Government Inching Toward Gender Balance
An unusual thing happened last week, at least unusual by Hungarian standards: a woman was admitted to the Cabinet, having been sworn in at one of the last sessions of parliament before the summer recess.
There is a definite hierarchy in government positions. At the top, obviously, sits the prime minister. This is true in all democracies, but perhaps especially so in Hungary. Viktor Orbán sets the tone for all that his government does. Generally speaking, the big three jobs after that are foreign affairs, finance and interior minister.
Judit Varga has not been given one of the most senior roles, but Minister of Justice is a position that is of particular importance to business people. (It is not by accident that the American Chamber of Commerce in Hungary has a strategic partnership with the ministry, under which it is invited to comment on upcoming legislation.) Whether you are the CEO of a multinational company, or an entrepreneur heading a local startup, hers is the ministry responsible for ensuring the legislative landscape is fair, open and transparent, that the rule of law is maintained and applied, that the courts function and justice is served.
The appointment of any woman to the government is to be welcomed. When the group photo of the then new cabinet was released in May 2018, many commented on the fact that there was just one woman in the official portrait with President János Áder; Minister Without Portfolio in Charge of State Assets Andrea Bártfai-Máger stood out in her green dress in a lineup of largely middle-aged white men in their dark business suits.
The appointment of Varga does not do much to increase the gender balance of the Hungarian government, but it is, at least, a step in the right direction; two role models are better than none. According to the World Bank, just 12.6% of Hungary’s MPs were women in 2018. Pathetic though that number may seem, it actually represents a highwater mark. The World Bank only records figures from June 1997, at which point it says 11.4% of seats were held by women. From 1998-2001, it bumbled along at 8.3%.

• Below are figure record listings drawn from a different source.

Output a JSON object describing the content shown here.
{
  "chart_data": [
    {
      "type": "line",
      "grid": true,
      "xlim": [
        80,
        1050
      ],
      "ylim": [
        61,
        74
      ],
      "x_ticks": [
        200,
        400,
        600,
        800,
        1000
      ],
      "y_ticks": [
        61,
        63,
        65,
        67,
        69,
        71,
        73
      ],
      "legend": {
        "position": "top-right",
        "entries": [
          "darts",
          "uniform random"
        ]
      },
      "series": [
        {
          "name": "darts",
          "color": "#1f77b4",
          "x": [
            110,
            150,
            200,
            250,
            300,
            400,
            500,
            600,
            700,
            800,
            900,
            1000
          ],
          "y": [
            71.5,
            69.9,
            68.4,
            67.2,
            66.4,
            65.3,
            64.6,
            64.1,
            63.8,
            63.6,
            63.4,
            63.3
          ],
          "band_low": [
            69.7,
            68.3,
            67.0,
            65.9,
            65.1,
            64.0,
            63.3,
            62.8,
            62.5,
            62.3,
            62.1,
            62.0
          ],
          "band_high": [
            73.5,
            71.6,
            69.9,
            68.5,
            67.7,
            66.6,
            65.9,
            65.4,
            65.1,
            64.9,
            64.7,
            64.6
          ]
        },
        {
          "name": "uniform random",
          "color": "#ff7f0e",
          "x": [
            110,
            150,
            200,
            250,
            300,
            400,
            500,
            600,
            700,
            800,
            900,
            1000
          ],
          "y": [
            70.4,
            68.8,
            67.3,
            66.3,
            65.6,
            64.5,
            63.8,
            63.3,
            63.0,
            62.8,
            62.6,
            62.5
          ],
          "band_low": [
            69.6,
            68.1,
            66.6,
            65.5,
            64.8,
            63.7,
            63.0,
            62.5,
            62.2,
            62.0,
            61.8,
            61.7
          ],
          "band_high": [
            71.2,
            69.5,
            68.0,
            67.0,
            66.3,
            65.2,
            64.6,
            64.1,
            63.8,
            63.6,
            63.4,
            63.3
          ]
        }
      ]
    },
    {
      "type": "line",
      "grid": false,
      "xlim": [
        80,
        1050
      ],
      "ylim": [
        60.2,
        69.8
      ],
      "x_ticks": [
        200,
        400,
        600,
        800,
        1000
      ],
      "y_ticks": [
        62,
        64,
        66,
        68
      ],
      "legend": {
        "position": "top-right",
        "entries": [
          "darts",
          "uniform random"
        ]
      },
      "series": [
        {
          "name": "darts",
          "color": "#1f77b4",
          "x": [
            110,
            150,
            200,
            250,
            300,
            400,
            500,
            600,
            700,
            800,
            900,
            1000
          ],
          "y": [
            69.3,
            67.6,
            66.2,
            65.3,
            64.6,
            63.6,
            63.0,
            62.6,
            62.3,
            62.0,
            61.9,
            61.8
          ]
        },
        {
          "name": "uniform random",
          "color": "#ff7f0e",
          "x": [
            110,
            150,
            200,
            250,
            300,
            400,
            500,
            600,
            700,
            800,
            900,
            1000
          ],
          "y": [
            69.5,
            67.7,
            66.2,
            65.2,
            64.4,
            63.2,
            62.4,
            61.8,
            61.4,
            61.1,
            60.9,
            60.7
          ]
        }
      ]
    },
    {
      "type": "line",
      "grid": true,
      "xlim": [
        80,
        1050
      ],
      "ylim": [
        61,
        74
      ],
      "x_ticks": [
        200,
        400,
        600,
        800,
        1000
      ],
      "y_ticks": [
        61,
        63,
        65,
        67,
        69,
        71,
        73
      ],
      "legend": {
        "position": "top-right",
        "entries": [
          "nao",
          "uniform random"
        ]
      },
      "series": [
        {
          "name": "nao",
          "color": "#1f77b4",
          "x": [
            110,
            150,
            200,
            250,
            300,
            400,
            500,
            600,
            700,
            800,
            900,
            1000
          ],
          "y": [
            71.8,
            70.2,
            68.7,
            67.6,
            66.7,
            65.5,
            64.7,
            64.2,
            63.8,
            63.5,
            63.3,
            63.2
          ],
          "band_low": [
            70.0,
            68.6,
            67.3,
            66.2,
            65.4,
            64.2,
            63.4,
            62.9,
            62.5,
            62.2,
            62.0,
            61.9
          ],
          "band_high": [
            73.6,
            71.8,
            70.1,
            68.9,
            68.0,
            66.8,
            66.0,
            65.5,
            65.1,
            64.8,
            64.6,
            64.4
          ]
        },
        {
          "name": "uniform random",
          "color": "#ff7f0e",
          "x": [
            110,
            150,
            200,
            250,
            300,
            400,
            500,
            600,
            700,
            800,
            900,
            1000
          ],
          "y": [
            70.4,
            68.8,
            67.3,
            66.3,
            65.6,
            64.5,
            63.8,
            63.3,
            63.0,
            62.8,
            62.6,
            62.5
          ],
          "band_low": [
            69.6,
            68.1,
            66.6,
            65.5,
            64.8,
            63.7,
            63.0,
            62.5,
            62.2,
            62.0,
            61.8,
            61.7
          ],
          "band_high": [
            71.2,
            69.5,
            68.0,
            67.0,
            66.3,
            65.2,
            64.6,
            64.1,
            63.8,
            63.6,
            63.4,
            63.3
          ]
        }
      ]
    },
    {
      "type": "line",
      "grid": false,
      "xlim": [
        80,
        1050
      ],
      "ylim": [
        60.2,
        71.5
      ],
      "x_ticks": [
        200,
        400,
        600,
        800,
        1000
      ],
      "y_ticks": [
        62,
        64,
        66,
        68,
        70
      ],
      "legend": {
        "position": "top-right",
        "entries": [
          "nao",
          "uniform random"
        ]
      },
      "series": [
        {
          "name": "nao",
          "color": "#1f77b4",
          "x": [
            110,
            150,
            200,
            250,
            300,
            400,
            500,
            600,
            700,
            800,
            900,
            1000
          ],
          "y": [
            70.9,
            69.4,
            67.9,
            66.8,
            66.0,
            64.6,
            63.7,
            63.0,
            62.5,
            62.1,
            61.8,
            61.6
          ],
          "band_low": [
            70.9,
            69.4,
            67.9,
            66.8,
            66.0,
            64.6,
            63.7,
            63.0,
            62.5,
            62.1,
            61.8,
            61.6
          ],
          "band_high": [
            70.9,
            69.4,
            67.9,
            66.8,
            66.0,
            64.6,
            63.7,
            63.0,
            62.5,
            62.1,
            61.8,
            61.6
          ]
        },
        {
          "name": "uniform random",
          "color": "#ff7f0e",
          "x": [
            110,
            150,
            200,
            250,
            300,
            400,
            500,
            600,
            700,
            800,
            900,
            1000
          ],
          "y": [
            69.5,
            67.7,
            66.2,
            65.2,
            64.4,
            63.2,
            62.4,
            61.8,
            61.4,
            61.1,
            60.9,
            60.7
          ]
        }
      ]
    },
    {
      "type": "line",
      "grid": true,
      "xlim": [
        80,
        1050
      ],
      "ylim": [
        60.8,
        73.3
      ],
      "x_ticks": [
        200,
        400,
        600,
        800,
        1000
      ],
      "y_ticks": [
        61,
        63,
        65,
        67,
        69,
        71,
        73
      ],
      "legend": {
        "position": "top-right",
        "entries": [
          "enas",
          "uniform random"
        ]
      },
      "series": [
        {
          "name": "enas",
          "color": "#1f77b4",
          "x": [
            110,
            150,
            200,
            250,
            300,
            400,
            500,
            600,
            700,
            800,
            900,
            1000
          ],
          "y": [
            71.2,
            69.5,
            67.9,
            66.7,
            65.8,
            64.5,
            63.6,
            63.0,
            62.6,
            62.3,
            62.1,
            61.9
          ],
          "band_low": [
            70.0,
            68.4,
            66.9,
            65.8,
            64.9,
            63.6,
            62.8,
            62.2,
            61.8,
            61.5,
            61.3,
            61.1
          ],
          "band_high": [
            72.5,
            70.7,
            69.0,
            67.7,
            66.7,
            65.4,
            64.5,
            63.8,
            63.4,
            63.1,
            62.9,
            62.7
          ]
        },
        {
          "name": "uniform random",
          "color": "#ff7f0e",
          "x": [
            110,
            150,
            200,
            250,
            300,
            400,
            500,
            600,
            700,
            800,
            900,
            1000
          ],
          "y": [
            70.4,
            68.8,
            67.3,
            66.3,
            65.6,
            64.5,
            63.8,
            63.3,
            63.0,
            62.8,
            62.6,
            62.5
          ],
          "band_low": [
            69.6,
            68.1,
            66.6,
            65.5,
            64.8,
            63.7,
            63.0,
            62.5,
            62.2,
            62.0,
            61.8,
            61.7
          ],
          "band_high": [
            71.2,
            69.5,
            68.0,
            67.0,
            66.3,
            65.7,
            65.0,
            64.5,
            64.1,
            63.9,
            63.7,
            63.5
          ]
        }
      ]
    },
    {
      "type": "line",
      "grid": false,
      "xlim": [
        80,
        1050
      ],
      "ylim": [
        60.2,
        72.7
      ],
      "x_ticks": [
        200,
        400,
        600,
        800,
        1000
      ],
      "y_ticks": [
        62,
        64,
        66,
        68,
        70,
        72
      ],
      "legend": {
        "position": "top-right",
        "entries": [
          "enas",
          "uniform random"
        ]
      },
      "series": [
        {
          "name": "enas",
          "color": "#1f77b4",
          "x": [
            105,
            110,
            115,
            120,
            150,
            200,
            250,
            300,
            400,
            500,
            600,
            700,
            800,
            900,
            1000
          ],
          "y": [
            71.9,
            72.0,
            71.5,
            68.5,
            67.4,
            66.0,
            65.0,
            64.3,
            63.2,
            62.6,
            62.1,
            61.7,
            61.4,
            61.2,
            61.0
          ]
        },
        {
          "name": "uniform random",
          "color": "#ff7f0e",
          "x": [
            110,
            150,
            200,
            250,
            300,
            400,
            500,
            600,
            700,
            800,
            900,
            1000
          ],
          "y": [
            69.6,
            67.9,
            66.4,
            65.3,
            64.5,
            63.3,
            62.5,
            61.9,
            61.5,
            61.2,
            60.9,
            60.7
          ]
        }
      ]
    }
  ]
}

Varga is the 11th person to hold the position of Minister of Justice since the change in regime and the first democratically elected government was formed in 1990. There has only been one other woman, Ibolya Dávid (in post from 1998-2002), the then head of the MDF, the Hungarian Democratic Forum, one of the junior coalition parties in the of the first Orbán cabinet. Dávid was the only woman minister in government at the time.
Varga may be a woman, but don’t expect any sea changes in policy. She was nominated by Orbán, and most recently handled European Union relations in his office (and with her appointment, EU affairs will now fall within the remit of the Ministry of Justice). Varga will represent continuity of policy from her predecessor, László Trócsányi, who is taking up a position as an MEP, and is Hungary’s candidate for European Commissioner.